I never really believed that there was anything in the world that the human mind was incapable of dealing with. Until my mind was faced with the task of processing the completely unfathomable, incomprehensible, impossible fact that you were gone.

Not only gone. Dead. One day you were there, smiling at me, ready to give me anything, loving me. The next, the world did no longer contain you. And that was impossible. That night, when I lay awake, I understood the tears and the pain that was ripping me to shreds. But my mind, my logic and intelligence, my readiness to accept and believe in irrefutable facts, failed me for the first time. The fact was there, my mind tried to grapple it but failed - slipped back a few steps - tried again, with the same result. That entire horrible night, not to mention days and weeks and months afterward.

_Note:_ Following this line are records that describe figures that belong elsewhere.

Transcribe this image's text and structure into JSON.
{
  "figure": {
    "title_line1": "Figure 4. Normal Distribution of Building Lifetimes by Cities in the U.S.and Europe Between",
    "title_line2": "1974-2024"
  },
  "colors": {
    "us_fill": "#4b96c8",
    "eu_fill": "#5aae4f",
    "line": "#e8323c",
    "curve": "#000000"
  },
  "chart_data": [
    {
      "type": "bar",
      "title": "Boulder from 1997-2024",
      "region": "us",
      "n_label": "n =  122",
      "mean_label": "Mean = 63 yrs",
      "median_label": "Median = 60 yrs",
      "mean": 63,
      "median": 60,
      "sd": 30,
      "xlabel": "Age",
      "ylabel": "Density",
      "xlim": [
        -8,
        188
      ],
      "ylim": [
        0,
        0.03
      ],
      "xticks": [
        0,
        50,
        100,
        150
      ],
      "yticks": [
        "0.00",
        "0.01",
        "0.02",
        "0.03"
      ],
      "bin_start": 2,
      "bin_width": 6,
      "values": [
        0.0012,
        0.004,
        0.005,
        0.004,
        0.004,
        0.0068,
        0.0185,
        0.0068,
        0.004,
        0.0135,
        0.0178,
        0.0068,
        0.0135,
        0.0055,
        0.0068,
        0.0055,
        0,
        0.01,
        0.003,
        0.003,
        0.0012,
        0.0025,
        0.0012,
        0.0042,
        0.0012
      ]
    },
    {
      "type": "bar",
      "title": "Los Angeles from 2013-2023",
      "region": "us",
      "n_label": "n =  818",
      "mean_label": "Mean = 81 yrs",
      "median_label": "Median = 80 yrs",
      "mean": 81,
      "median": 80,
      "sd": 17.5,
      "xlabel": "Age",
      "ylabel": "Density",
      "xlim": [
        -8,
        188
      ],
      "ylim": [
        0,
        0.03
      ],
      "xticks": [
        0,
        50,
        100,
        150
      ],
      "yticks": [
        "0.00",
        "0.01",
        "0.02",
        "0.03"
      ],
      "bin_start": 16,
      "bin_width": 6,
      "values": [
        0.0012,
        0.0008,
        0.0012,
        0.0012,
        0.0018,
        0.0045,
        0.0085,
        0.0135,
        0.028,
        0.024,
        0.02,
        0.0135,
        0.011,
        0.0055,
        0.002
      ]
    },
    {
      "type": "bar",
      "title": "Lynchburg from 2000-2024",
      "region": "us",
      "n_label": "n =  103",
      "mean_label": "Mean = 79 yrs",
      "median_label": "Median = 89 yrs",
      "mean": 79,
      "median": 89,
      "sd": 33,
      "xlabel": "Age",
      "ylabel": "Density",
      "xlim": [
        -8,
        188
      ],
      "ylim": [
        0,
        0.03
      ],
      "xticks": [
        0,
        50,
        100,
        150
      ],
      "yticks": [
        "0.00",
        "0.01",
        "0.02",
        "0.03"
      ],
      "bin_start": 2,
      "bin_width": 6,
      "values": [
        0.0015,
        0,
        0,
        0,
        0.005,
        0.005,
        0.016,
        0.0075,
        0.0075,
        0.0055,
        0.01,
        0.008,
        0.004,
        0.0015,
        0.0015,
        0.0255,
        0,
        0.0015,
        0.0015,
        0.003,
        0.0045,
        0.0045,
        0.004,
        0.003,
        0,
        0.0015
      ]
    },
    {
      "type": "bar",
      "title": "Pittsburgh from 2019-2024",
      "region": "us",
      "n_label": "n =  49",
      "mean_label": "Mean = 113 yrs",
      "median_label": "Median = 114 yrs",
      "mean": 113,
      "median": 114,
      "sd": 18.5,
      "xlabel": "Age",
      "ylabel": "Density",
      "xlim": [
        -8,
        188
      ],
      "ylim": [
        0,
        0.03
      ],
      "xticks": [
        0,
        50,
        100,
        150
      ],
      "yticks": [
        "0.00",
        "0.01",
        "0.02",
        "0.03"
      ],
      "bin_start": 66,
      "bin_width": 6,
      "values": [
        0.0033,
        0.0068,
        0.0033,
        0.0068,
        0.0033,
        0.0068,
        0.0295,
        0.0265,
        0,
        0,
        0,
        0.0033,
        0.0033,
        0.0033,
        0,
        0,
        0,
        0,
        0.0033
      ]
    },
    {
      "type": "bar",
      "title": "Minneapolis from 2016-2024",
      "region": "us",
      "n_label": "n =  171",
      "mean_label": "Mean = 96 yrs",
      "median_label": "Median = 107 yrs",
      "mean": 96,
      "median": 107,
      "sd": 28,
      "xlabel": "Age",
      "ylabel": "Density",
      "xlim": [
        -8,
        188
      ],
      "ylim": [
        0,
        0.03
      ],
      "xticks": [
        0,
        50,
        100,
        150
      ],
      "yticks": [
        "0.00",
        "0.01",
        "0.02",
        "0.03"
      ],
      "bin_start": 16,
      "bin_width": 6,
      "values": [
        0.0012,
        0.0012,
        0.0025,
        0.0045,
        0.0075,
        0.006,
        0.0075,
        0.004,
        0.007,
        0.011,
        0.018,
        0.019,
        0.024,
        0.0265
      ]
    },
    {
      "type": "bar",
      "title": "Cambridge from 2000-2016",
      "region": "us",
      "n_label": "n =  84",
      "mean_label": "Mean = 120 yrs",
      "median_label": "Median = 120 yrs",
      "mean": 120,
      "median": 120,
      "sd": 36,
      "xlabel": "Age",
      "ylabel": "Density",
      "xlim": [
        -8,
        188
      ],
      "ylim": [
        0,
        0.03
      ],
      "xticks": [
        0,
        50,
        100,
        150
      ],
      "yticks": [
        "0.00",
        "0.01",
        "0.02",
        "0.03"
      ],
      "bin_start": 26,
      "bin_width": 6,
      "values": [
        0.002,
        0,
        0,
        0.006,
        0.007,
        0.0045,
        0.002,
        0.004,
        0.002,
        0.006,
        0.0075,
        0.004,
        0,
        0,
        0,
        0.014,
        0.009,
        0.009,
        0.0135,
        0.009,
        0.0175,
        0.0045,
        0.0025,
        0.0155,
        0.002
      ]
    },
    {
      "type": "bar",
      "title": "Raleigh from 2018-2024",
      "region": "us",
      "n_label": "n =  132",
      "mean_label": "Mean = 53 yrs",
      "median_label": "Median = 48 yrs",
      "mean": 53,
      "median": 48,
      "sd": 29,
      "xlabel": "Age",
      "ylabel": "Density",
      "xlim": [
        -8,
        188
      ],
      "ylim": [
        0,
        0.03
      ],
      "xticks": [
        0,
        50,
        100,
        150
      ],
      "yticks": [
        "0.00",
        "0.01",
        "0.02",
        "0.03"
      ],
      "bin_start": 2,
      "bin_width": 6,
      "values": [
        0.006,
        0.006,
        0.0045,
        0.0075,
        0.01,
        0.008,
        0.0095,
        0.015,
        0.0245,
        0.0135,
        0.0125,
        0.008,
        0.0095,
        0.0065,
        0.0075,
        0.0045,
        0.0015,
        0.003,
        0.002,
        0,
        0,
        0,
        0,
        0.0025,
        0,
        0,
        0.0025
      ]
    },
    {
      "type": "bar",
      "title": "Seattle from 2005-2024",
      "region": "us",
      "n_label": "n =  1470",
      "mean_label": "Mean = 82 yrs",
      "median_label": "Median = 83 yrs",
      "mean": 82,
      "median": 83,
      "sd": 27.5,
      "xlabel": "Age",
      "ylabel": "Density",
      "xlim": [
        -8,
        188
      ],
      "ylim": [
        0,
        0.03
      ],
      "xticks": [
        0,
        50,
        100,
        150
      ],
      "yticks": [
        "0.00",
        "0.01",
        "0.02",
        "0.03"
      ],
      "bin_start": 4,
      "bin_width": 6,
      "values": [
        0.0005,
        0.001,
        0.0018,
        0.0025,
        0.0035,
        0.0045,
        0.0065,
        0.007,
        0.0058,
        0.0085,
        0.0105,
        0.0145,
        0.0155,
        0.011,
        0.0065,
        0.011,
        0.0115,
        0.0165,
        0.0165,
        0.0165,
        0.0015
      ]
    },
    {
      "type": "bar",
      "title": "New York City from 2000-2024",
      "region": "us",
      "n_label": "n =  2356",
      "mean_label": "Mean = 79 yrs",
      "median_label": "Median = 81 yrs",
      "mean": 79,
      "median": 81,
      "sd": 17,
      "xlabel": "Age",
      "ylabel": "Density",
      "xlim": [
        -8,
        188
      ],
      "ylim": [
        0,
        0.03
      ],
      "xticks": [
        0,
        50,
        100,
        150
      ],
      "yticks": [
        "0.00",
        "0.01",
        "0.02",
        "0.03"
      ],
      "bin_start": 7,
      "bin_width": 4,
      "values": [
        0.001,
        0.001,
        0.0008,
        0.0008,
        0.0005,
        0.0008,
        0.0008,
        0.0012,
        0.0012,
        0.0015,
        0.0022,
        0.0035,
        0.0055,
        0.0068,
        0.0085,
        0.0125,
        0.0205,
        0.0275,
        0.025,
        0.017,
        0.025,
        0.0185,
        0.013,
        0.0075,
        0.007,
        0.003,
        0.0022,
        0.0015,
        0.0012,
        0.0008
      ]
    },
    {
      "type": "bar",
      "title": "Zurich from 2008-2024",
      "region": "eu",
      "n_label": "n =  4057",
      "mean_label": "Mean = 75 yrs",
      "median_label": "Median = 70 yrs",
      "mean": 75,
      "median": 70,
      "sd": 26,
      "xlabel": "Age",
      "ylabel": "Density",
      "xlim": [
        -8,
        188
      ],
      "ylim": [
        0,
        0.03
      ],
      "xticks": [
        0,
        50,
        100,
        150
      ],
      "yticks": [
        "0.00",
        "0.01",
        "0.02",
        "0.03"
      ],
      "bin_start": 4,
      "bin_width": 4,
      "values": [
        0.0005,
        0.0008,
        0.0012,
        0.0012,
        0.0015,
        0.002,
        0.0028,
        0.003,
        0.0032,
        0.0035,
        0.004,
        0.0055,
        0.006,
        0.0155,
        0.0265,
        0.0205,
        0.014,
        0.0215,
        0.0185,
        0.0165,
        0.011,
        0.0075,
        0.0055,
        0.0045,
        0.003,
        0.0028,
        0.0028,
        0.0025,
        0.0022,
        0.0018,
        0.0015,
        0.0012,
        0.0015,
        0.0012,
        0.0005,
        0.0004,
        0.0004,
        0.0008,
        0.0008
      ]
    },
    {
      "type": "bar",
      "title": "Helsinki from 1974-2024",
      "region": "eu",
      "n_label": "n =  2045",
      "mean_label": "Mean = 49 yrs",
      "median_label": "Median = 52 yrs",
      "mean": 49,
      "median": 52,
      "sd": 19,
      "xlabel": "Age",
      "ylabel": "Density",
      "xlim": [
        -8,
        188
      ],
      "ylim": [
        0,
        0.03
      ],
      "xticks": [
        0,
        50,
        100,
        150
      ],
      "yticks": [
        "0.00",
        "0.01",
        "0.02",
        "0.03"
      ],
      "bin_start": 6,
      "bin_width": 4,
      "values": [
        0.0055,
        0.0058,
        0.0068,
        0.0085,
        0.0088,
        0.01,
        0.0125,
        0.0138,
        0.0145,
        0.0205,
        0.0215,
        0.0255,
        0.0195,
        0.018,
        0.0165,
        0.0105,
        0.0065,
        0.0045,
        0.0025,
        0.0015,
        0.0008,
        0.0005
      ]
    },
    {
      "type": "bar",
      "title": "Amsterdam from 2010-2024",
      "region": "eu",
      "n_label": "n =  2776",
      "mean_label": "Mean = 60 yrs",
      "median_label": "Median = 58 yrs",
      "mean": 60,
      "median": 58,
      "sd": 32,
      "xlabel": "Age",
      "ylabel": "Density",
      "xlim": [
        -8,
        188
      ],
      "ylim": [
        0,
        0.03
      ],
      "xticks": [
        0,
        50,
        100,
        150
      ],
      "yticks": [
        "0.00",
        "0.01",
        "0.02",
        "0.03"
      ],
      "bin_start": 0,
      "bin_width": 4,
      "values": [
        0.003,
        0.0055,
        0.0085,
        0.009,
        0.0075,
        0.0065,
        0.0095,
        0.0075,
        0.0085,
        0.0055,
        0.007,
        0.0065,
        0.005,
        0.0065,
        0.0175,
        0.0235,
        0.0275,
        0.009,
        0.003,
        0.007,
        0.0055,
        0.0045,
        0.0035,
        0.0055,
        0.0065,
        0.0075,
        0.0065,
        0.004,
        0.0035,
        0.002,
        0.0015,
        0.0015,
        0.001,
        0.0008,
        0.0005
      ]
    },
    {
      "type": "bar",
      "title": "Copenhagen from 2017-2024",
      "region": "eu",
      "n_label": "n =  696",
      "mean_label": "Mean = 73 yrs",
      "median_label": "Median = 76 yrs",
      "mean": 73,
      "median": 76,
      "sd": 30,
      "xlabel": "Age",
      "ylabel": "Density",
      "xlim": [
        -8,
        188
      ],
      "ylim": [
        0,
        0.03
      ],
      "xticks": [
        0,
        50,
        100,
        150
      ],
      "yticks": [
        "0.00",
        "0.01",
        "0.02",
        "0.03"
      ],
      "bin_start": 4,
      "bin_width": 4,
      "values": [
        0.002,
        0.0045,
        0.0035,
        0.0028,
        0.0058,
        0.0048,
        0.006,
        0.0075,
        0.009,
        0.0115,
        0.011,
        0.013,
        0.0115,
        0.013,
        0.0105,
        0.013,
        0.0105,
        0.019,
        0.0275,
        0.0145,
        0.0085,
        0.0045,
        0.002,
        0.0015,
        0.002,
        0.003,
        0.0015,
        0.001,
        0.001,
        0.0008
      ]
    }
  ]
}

My mind was like a faulty recording, skipping back every time it reached that scratch in the disc, that glitch in the software, repeating the same sequence endlessly. Nightmarishly.

You, no longer. You, nowhere.

And faith, which usually steps in, could not help. Faith held me up, cushioned and soothed me with words like "heaven, immortal soul, meet again", but faith is in another dimension. Comfort from others, with words like "you are not alone", was invaluable and absolutely life-saving, but comfort is also there in the other dimension. Reality is here, and reality is harsh and blinding and relentless.

Someone put it beautifully (quote from here): "... she's been in this vague in between lifes world. One life of what you knew is passing away, dying on the winds while the other is opening up and brightening to blind and bleach out your brain. It hurts like stabs in the heart."

Eventually, I must have learned to live with that fact that had blinded and bleached out a part of my brain. My mind is no longer skipping. That scratch or glitch in the weave of the universe is still there, always will be. But I glide past it with a respectful nod, and move on.

Usually. Every now and then my mind stumbles over it from an unexpected angle and falls flat on its face, painfully. And then, again, the shock and horror: You, no longer. You, nowhere.